SHENANDOAH, Texas -- The Emory women began their run to national championships in 2010 but the foundation had been laid years before the results produced title-winning hardware. The man with the blueprint: Emory head coach Jon Howell.

The Eagles under Howell have taken home the women’s swimming and diving championship for the last three years and are in pursuit of their fourth in a row. The accomplishments, though, did not come without a little program building.

Howell said since he arrived each subsequent class has upgraded the program and he looks to capitalize on leaders he has on his current squad.

“I think a lot of it is the classes that have come before this year … kind of raised the bar a little bit,” Howell said. “When you have a number of years like that when you have leaders than are pushing things forward, the hope is that you can eventually get to the top. We reap the benefits of a lot of people that have worked really hard to make the program better over the years.”

Emory’s leaders in this season’s NCAA championships have already proven they can push the team to a championship caliber outing. Highlighted by the winning of the women’s 200 freestyle relay in Thursday’s finals, the Eagles still hold a first-place lead heading into the final day of the championships.

Renee Rosencranz, one of three seniors on the 200 freestyle relay, said she was grateful for the way Howell uniquely adapted his training to her style of swimming. 

“I think he looks at the best in people and he pulls it out of them,” Rosencranz said. “Whether you’re someone that fits the mold or someone that needs a completely different training style, he delivers it to you. I was definitely one that needed that individuality and he’s given me that. I’m so thankful for everything he’s given me over the last three years.”

Arriving at Emory in 1998, the 14-year Eagles head coach made his share of coaching pit stops before landing his current gig. A member of the Clemson’s coaching staff during an ACC Championship run, Howell later served as interim head coach at Kenyon to lead them to one of the dynasty’s many national titles. 

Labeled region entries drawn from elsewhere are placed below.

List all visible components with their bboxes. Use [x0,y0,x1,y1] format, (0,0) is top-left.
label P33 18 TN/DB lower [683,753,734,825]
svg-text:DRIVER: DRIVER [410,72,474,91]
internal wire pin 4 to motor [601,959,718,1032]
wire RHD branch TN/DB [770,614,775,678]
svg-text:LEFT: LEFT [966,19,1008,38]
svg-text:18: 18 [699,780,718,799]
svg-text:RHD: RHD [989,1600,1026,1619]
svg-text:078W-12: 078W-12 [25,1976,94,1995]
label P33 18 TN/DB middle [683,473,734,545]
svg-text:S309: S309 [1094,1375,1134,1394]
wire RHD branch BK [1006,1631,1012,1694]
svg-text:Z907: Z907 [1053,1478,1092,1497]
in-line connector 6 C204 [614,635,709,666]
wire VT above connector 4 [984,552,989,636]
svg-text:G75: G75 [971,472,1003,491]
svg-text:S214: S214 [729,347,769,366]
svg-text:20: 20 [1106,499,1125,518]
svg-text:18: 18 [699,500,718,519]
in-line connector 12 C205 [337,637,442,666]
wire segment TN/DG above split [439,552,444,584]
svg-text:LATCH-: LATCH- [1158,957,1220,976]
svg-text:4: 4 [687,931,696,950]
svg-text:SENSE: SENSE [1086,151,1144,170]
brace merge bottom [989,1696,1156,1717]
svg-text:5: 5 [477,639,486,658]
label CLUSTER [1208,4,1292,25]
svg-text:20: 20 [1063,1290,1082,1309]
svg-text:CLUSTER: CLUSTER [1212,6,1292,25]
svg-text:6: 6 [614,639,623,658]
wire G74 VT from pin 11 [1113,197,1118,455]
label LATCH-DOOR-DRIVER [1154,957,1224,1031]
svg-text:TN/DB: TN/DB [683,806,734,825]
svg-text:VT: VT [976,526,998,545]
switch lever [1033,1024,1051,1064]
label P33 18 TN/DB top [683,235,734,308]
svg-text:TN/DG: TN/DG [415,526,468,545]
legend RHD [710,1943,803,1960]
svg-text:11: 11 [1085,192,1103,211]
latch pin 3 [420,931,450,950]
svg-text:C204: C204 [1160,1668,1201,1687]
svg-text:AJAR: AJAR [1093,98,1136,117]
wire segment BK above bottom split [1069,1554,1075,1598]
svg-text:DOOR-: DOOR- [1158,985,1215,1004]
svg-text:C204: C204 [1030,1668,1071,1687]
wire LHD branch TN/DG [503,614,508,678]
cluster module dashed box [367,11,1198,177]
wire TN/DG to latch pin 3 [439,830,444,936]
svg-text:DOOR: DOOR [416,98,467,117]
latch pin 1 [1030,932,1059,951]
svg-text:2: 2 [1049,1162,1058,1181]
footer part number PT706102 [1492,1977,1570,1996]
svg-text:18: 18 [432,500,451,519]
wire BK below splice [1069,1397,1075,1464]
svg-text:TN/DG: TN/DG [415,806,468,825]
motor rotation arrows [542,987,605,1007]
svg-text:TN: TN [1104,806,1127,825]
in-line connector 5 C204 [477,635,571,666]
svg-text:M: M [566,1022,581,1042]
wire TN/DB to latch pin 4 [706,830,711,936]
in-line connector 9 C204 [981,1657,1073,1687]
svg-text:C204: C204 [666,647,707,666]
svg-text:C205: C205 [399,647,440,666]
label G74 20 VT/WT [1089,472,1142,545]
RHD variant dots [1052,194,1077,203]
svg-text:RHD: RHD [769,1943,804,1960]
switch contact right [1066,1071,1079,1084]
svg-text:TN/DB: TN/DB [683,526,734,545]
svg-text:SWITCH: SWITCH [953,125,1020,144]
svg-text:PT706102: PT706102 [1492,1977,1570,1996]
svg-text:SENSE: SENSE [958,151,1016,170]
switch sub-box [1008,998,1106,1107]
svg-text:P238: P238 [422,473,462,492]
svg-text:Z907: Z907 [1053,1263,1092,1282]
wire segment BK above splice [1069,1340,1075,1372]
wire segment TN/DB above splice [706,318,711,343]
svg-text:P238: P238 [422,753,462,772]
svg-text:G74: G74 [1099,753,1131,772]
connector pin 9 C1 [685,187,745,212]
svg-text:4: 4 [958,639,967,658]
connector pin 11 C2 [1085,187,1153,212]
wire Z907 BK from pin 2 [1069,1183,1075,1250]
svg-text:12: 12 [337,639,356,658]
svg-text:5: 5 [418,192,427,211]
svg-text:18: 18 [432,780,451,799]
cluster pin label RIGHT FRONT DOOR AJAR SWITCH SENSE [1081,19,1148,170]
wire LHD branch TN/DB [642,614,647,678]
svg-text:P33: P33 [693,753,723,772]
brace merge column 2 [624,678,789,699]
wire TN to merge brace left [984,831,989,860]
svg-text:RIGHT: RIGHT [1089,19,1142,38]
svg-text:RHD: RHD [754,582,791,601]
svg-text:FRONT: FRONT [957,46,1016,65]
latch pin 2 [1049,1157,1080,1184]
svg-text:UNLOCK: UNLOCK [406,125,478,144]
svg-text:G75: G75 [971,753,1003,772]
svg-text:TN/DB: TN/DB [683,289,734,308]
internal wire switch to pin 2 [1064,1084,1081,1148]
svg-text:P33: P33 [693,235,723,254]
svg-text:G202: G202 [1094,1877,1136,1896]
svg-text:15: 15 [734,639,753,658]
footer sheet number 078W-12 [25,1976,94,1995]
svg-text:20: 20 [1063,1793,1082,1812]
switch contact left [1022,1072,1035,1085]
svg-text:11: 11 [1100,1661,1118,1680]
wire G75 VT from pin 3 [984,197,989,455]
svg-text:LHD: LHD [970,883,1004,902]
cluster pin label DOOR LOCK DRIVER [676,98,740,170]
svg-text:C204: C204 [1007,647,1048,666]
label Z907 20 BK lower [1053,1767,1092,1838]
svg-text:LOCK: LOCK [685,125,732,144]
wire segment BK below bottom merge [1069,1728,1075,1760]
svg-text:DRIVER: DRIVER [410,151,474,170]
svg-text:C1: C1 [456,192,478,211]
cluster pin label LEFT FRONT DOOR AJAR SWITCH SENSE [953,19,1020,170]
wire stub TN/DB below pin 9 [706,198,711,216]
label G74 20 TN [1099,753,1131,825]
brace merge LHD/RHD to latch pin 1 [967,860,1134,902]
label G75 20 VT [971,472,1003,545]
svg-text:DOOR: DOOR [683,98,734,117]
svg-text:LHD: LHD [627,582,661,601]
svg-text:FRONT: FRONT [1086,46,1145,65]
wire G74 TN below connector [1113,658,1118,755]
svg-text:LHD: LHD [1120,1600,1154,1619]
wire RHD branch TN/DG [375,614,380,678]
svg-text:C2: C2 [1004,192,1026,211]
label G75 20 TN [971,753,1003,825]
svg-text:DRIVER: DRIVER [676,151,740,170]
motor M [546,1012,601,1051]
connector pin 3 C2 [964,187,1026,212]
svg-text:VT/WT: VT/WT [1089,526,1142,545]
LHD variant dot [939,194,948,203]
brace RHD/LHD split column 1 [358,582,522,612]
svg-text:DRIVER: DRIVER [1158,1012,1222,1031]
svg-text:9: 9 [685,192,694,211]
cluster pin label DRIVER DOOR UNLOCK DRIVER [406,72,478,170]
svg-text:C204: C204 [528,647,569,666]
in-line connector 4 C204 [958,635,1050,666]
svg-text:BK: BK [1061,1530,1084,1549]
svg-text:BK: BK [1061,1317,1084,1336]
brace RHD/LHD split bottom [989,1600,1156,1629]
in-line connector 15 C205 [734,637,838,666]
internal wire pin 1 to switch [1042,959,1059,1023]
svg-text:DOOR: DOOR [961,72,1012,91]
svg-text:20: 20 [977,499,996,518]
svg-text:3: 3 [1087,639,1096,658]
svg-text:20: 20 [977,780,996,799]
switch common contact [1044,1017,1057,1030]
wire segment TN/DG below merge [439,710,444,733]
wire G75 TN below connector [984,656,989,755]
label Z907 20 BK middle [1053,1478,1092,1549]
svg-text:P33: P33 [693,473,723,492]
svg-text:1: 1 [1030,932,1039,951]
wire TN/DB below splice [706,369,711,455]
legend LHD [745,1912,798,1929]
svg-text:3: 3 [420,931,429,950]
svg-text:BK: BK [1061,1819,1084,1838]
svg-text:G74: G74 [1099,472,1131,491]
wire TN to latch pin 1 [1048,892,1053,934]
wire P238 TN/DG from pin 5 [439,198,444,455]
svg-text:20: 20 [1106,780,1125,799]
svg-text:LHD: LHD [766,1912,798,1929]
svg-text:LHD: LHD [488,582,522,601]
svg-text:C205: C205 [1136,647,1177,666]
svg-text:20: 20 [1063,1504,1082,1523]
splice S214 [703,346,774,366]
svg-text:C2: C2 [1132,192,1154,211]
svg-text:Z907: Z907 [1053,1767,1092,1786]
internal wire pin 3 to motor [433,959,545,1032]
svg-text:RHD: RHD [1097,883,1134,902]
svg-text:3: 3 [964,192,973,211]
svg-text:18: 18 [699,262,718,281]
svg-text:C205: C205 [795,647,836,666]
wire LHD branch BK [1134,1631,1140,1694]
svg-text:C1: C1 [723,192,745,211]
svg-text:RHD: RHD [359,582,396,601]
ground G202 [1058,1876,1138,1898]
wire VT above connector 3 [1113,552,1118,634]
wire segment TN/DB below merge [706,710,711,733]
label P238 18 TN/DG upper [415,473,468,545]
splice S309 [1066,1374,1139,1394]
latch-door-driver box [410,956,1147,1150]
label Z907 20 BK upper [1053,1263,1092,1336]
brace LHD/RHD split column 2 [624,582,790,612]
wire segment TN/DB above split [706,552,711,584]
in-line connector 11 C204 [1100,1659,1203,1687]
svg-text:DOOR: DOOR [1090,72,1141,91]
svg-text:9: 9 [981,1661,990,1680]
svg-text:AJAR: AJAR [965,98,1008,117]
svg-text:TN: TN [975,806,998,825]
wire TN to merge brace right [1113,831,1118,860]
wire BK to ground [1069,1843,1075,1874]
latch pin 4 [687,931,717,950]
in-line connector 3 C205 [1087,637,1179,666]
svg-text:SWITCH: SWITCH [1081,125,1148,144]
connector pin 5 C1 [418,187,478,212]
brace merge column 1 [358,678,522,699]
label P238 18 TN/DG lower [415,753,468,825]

Howell said he appreciates his accomplishments and experience gained before landing as the Eagles’ head man.

“I had the opportunity to be a part of an ACC Championship at Clemson and a couple national championships at Kenyon so I’ve had some really wonderful opportunities,” Howell said. “It seems like such a long time ago now; I’ve been here for a while. It was a fun road to get there, that’s for sure.”

This season, however, he will be coaching for the first time without sharing the coaching ranks with one of his greatest mentors – former Kenyon head coach and Division III swimming legend Jim Steen.

Howell admitted while it was likely a well-timed exit for the decorated coach, he said – alongside being a mentor for him – Steen’s impact can still be felt despite his absence.

“He was a huge mentor, I swam for him as an undergrad and had an opportunity to work alongside him,” Howell said. “He is definitely an icon of Division III swimming and it’s a little weird not to have him on deck, but I think for him it was probably a good time for him to move on. He accomplished a lot and the reason the meet is as fast as it is this year is because of him.”